Following an exhausting impeachment process, Brazil’s Senate voted 61-20 in favor of removing the country’s suspended President Dilma Rousseff from office on Wednesday. The centre-right P.M.D.B. party politician, Michel Temer, has been sworn in as new president and will hold office to complete Rousseff’s term until January1, 2019. The development marks the end of 13 years of leftist Workers’ Party rule in Brazil.
Three-left wing South American governments, including that of Venezuela, Bolivia and Ecuador, criticized Rousseff’s impeachment, writes the BBC. Brazil and Venezuela have recalled each other’s ambassadors while Brazilian envoys to Bolivia and Ecuador have also been ordered home.
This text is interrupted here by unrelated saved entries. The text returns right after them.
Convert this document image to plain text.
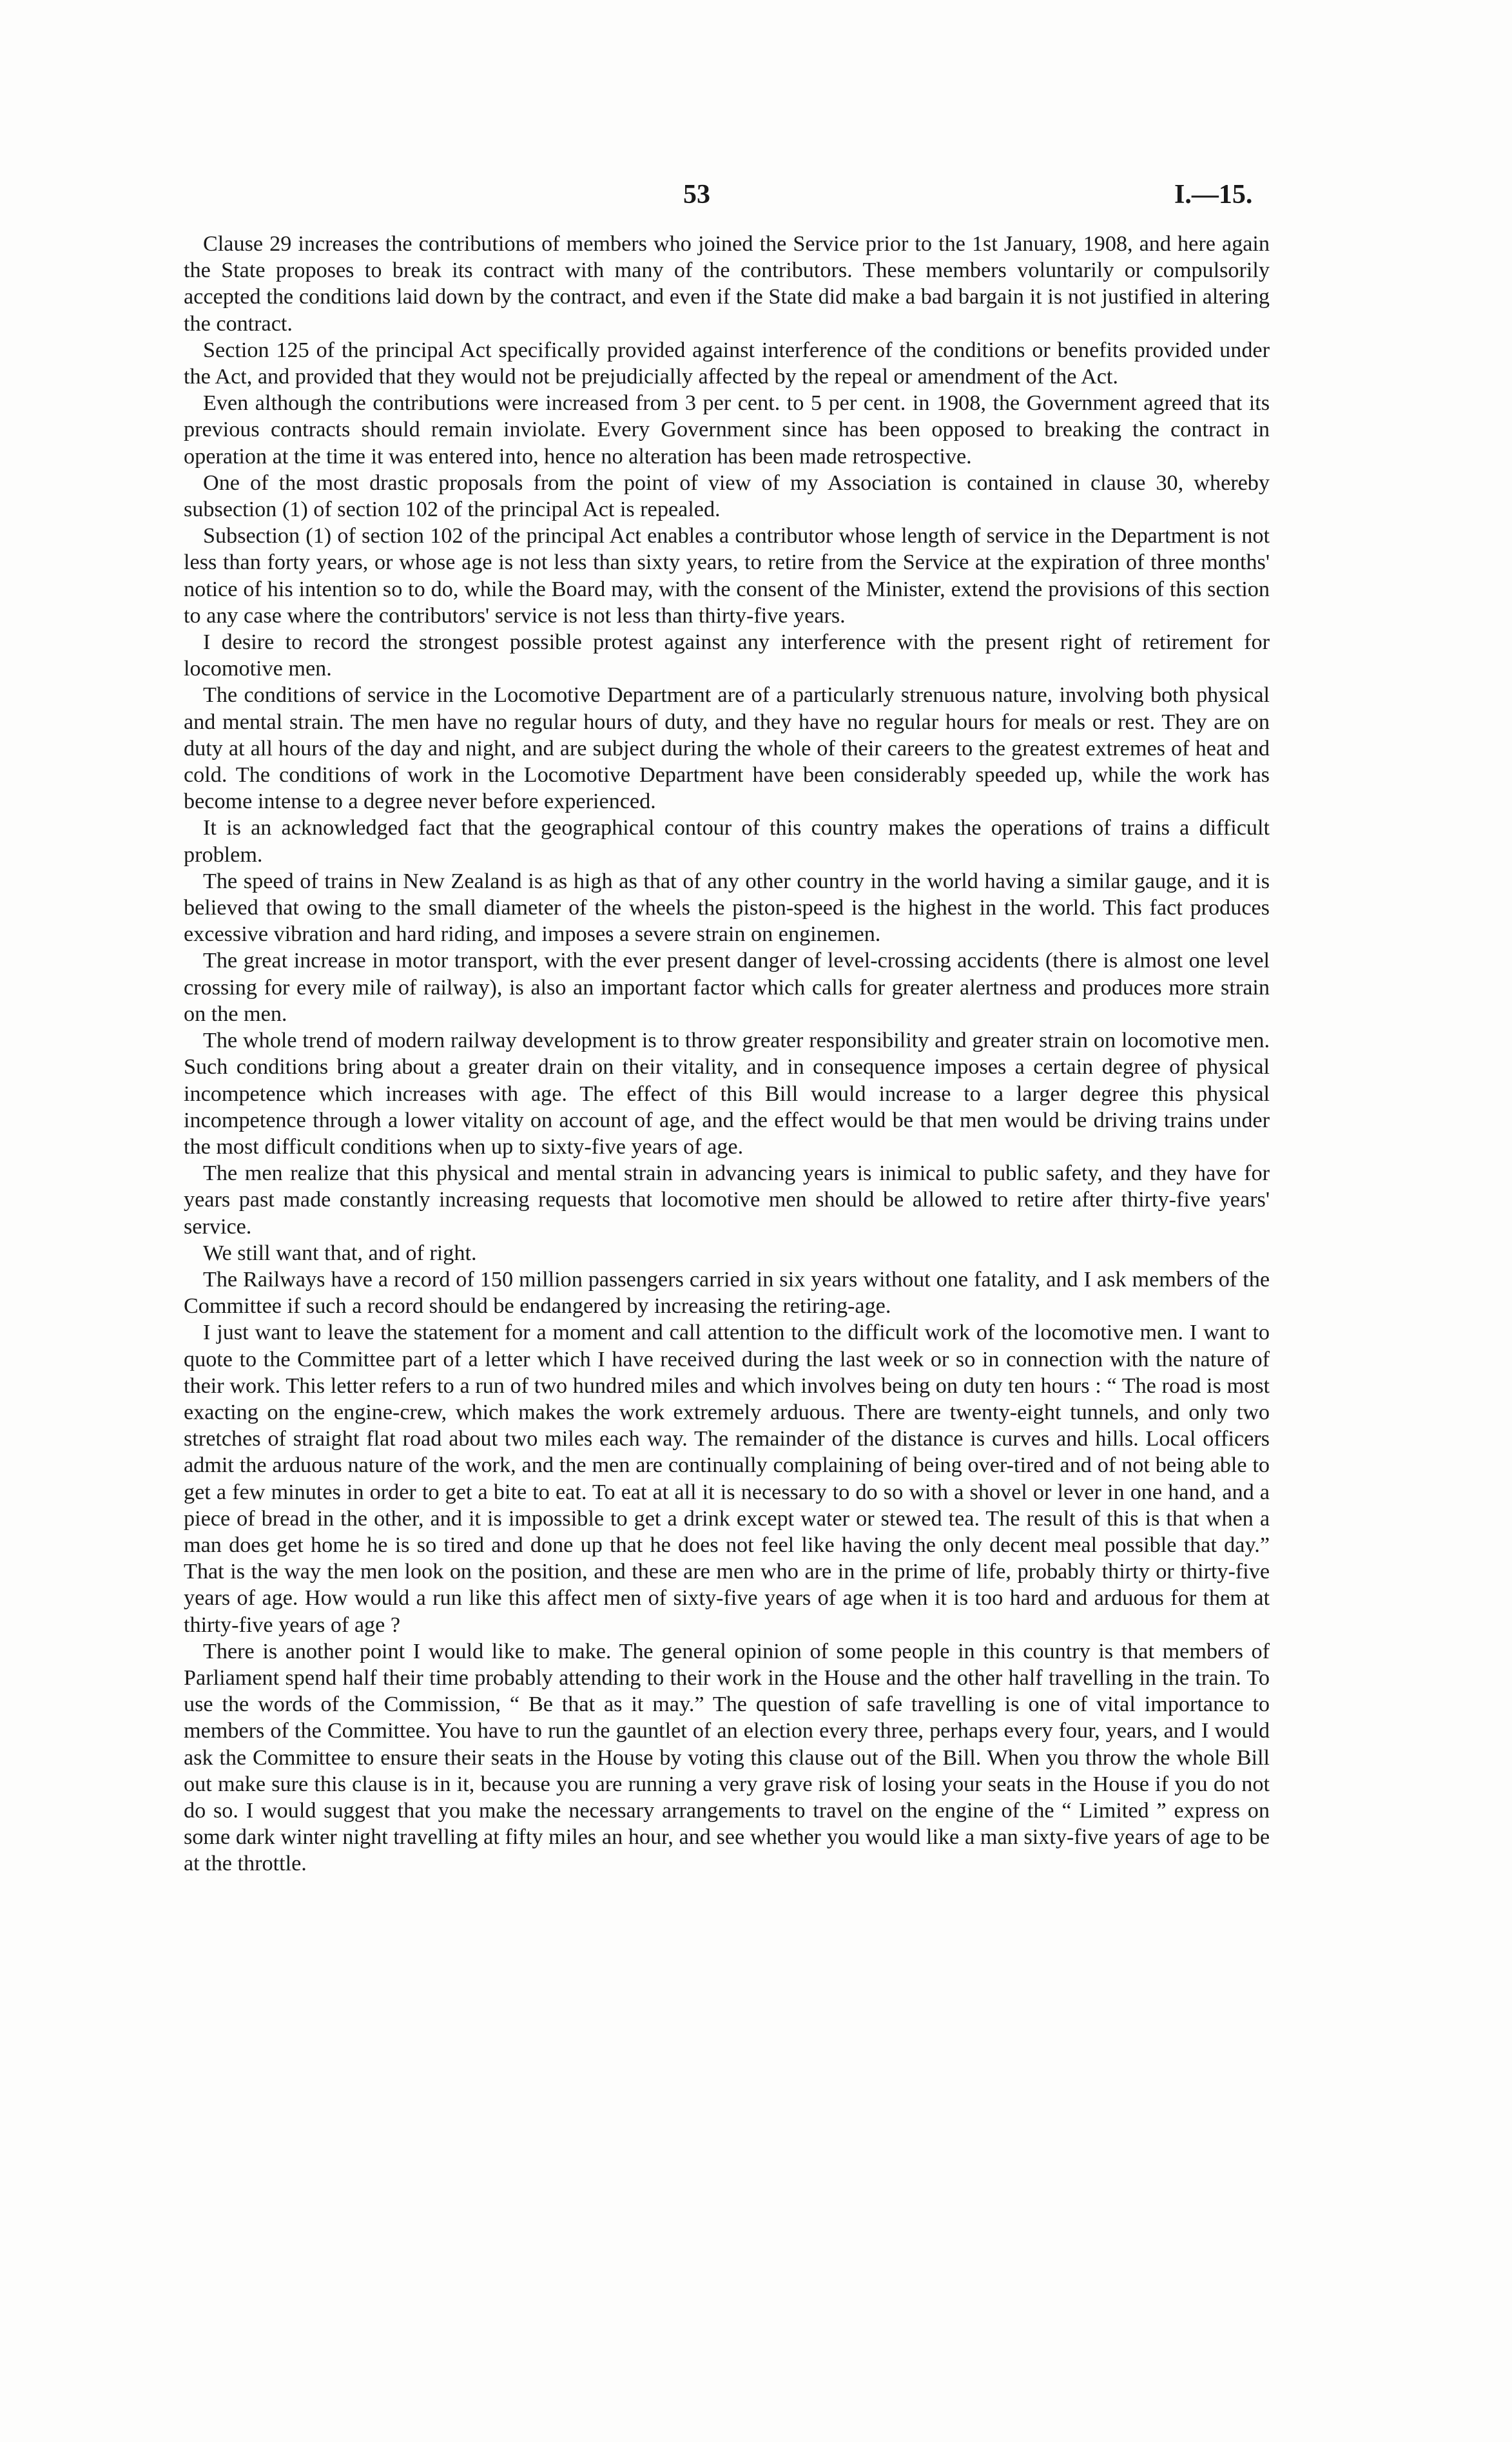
53	I.—15.

Clause 29 increases the contributions of members who joined the Service prior to the 1st January, 1908, and here again the State proposes to break its contract with many of the contributors. These members voluntarily or compulsorily accepted the conditions laid down by the contract, and even if the State did make a bad bargain it is not justified in altering the contract.

Section 125 of the principal Act specifically provided against interference of the conditions or benefits provided under the Act, and provided that they would not be prejudicially affected by the repeal or amendment of the Act.

Even although the contributions were increased from 3 per cent. to 5 per cent. in 1908, the Government agreed that its previous contracts should remain inviolate. Every Government since has been opposed to breaking the contract in operation at the time it was entered into, hence no alteration has been made retrospective.

One of the most drastic proposals from the point of view of my Association is contained in clause 30, whereby subsection (1) of section 102 of the principal Act is repealed.

Subsection (1) of section 102 of the principal Act enables a contributor whose length of service in the Department is not less than forty years, or whose age is not less than sixty years, to retire from the Service at the expiration of three months' notice of his intention so to do, while the Board may, with the consent of the Minister, extend the provisions of this section to any case where the contributors' service is not less than thirty-five years.

I desire to record the strongest possible protest against any interference with the present right of retirement for locomotive men.

The conditions of service in the Locomotive Department are of a particularly strenuous nature, involving both physical and mental strain. The men have no regular hours of duty, and they have no regular hours for meals or rest. They are on duty at all hours of the day and night, and are subject during the whole of their careers to the greatest extremes of heat and cold. The conditions of work in the Locomotive Department have been considerably speeded up, while the work has become intense to a degree never before experienced.

It is an acknowledged fact that the geographical contour of this country makes the operations of trains a difficult problem.

The speed of trains in New Zealand is as high as that of any other country in the world having a similar gauge, and it is believed that owing to the small diameter of the wheels the piston-speed is the highest in the world. This fact produces excessive vibration and hard riding, and imposes a severe strain on enginemen.

The great increase in motor transport, with the ever present danger of level-crossing accidents (there is almost one level crossing for every mile of railway), is also an important factor which calls for greater alertness and produces more strain on the men.

The whole trend of modern railway development is to throw greater responsibility and greater strain on locomotive men. Such conditions bring about a greater drain on their vitality, and in consequence imposes a certain degree of physical incompetence which increases with age. The effect of this Bill would increase to a larger degree this physical incompetence through a lower vitality on account of age, and the effect would be that men would be driving trains under the most difficult conditions when up to sixty-five years of age.

The men realize that this physical and mental strain in advancing years is inimical to public safety, and they have for years past made constantly increasing requests that locomotive men should be allowed to retire after thirty-five years' service.

We still want that, and of right.

The Railways have a record of 150 million passengers carried in six years without one fatality, and I ask members of the Committee if such a record should be endangered by increasing the retiring-age.

I just want to leave the statement for a moment and call attention to the difficult work of the locomotive men. I want to quote to the Committee part of a letter which I have received during the last week or so in connection with the nature of their work. This letter refers to a run of two hundred miles and which involves being on duty ten hours : “ The road is most exacting on the engine-crew, which makes the work extremely arduous. There are twenty-eight tunnels, and only two stretches of straight flat road about two miles each way. The remainder of the distance is curves and hills. Local officers admit the arduous nature of the work, and the men are continually complaining of being over-tired and of not being able to get a few minutes in order to get a bite to eat. To eat at all it is necessary to do so with a shovel or lever in one hand, and a piece of bread in the other, and it is impossible to get a drink except water or stewed tea. The result of this is that when a man does get home he is so tired and done up that he does not feel like having the only decent meal possible that day.” That is the way the men look on the position, and these are men who are in the prime of life, probably thirty or thirty-five years of age. How would a run like this affect men of sixty-five years of age when it is too hard and arduous for them at thirty-five years of age ?

There is another point I would like to make. The general opinion of some people in this country is that members of Parliament spend half their time probably attending to their work in the House and the other half travelling in the train. To use the words of the Commission, “ Be that as it may.” The question of safe travelling is one of vital importance to members of the Committee. You have to run the gauntlet of an election every three, perhaps every four, years, and I would ask the Committee to ensure their seats in the House by voting this clause out of the Bill. When you throw the whole Bill out make sure this clause is in it, because you are running a very grave risk of losing your seats in the House if you do not do so. I would suggest that you make the necessary arrangements to travel on the engine of the “ Limited ” express on some dark winter night travelling at fifty miles an hour, and see whether you would like a man sixty-five years of age to be at the throttle.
Rousseff, who was suspended from presidency in May over charges of manipulating national budget figures, insisted that her removal is a “parliamentary coup.”
Rousseff, who managed to win a separate Senate vote that sought to ban her from holding any government office for eight years, vowed to make a comeback and appeal against her dismissal, reports Reuters. The unexpected reprieve for Rousseff shows divisions in Temer’s fractious coalition, which are likely to grow as allies push the new president to deliver on austerity.
Temer may face serious challenge in restoring public confidence, as three of his ministers have already been forced to step down over alleged links to a massive corruption scandal in state-owned oil company Petrobras.